Wednesday, December 19, 2007

Death to technology!

I don’t own an iPod. I don’t even know what an MP3 is.
I don’t own a hi-def, flat screen, liquid plasma, 5,800-inch television with picture-in-picture, cup-holders and magic fingers option.
I don’t have a satellite dish system that allows me access to thousands of really important channels like the Home Shopping Network for People Who Really Like Cheese (HSNPWRLC for short) or ESPN 8 (the Ocho), or cool packages like the Sports Freak package (watch 10 different football games simultaneously until your eyes bleed!) or the Movie Buff package (your chance to enjoy every single movie that came out this year, including classics like Codename: The Cleaner, Norbit, Premonition and Are We Done Yet?).
I don’t own a satellite radio in my car and I’m sure I’m missing all types of fine programming, such as Howard Stern asking a stripper if she ever got Chlamydia from her dance pole, and Anthony and Opie listening to people making whoopee in church.
I don’t have a digital radio set up. Which means that I can’t hear all of those secret, hidden stations in between the regular stations I listen to. This saddens me to no end because I can’t help but wonder how many other radio stations there are out in the void of the air waves, all playing 15 minutes worth of commercials, all at the same time! (Has anybody else noticed that at any given time, four of your five car radio presets are commercials?)
I don’t have an iPhone, so I can’t scroll through whenever I want, or balance my bank account or do whatever it is people bought iPhones to do, (I assume that iPhones have some kind of super sweet option or ability that no other phone has, which is why people were stepping over each other to buy the damn things.)
I don’t have the latest video game console. I don’t have the hottest and newest game that looks so lifelike that I actually can feel the gun buck in my hands as I spray the streets of Los Angeles with lead. I don’t have large parties where I invite people over to play games where we have to simulate the act of bowling or fishing.
I have a c.d. player. I own hundreds of c.d.s. True lugging around a big ass c.d. case is unwieldy and heavy, but at least I don’t have to worry about dropping it, losing it or anybody stealing it.
I have a 20-something inch television. It isn’t super hi-def or whatever, but I can watch shows and movies on it regardless, so I guess it’s working. Works well enough for me, anyway.
I have cable. My cable gives me access to hundreds of channels, and you know what? Most of them are pretty pointless anyway. I basically just stick to the Food Network, Cartoon Network and a few other random odds and ends. Of the 300 channels available to me, I watch less than a dozen.
I’ve got a regular radio in my car. Nothing fancy, (though it does allow 12 presets on the FM dial. Classy!) but it gets the job done. I hit a button and I listen to a station. If there’s naught but commercials, I press another button and I get to listen to one of those c.d.s that I mentioned earlier. It’s a good system.

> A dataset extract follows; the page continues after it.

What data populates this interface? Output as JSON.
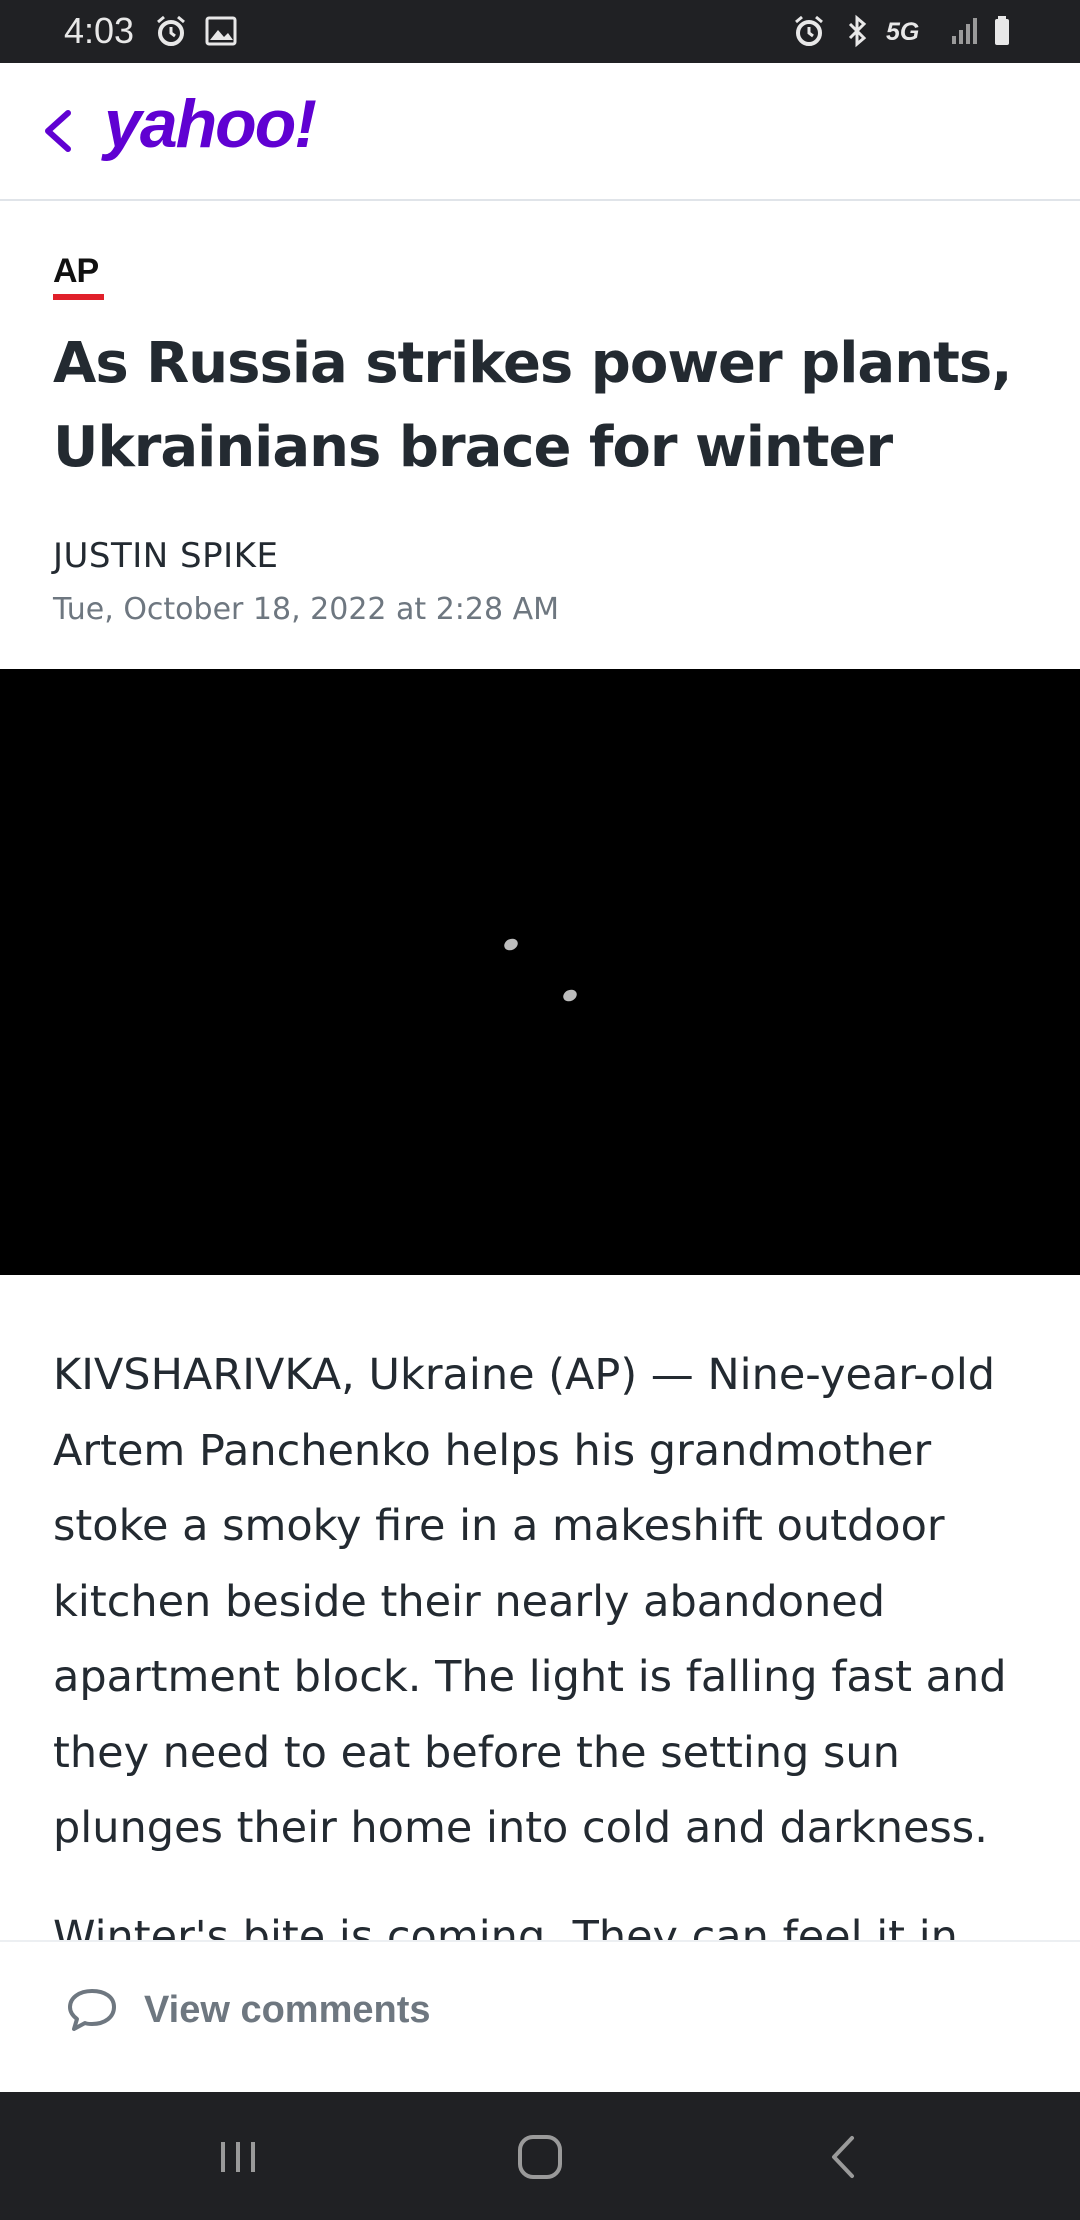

I have a cell phone. A Katana, actually. Guess what it does? It allows me to talk to other people when I want to. Isn’t that amazing? No need for extra bells and whistles. I don’t need to check my email on my phone, I don’t need to listen to the latest uber-digitized mega hit by Timbaland (I don’t think he even has real people singing in his songs anymore, he just uses Stephen Hawking’s computer voice thing. He wants to be this generation’s Roger Troutman, from Zapp.) And I don’t care about taking really grainy pictures that just end up looking like something Helen Keller took with her eyes closed (wait, would that even make a difference?)
I have a Nintendo 64. It came out in the late 90s. I’ve got a good half dozen games, but I play just one: Mariocart.
I am an analog man in a digital world. I don’t try to match my outfit or my mood to the color of the device playing my music. I’m not that shallow. I don’t want to turn my oven on with my phone from 300 miles away. I don’t need a feature that uses dots to represent where my friends are located on some map.
My laptop doesn’t work half the time and I don’t really mind. My digital camera has only 4 megapixels (for those of you that don’t know, megapixels are tiny little creatures that live in cameras and paint the pictures that you take. The more megapixels you have, the better the pictures) and is from Hewlett-Packard (which isn’t known for its cameras). It broke over the summer, but I don’t really mind.
I like it this way. I don’t feel the need to be a slave to technology. I prefer incorporating technology to fit my life, instead of trying to rearrange my life to accept new technology. I honestly don’t need a bunch of different little doodads to make my life any easier or more efficient than it already is.
So, when the day comes that some kind of technology-based disease or sickness arrives on the scene (oh, it’s coming, you’d better believe it!) I’ll be sitting pretty, laughing from my analog kingdom.
I think I’ll go punch Bill Gates in the face now.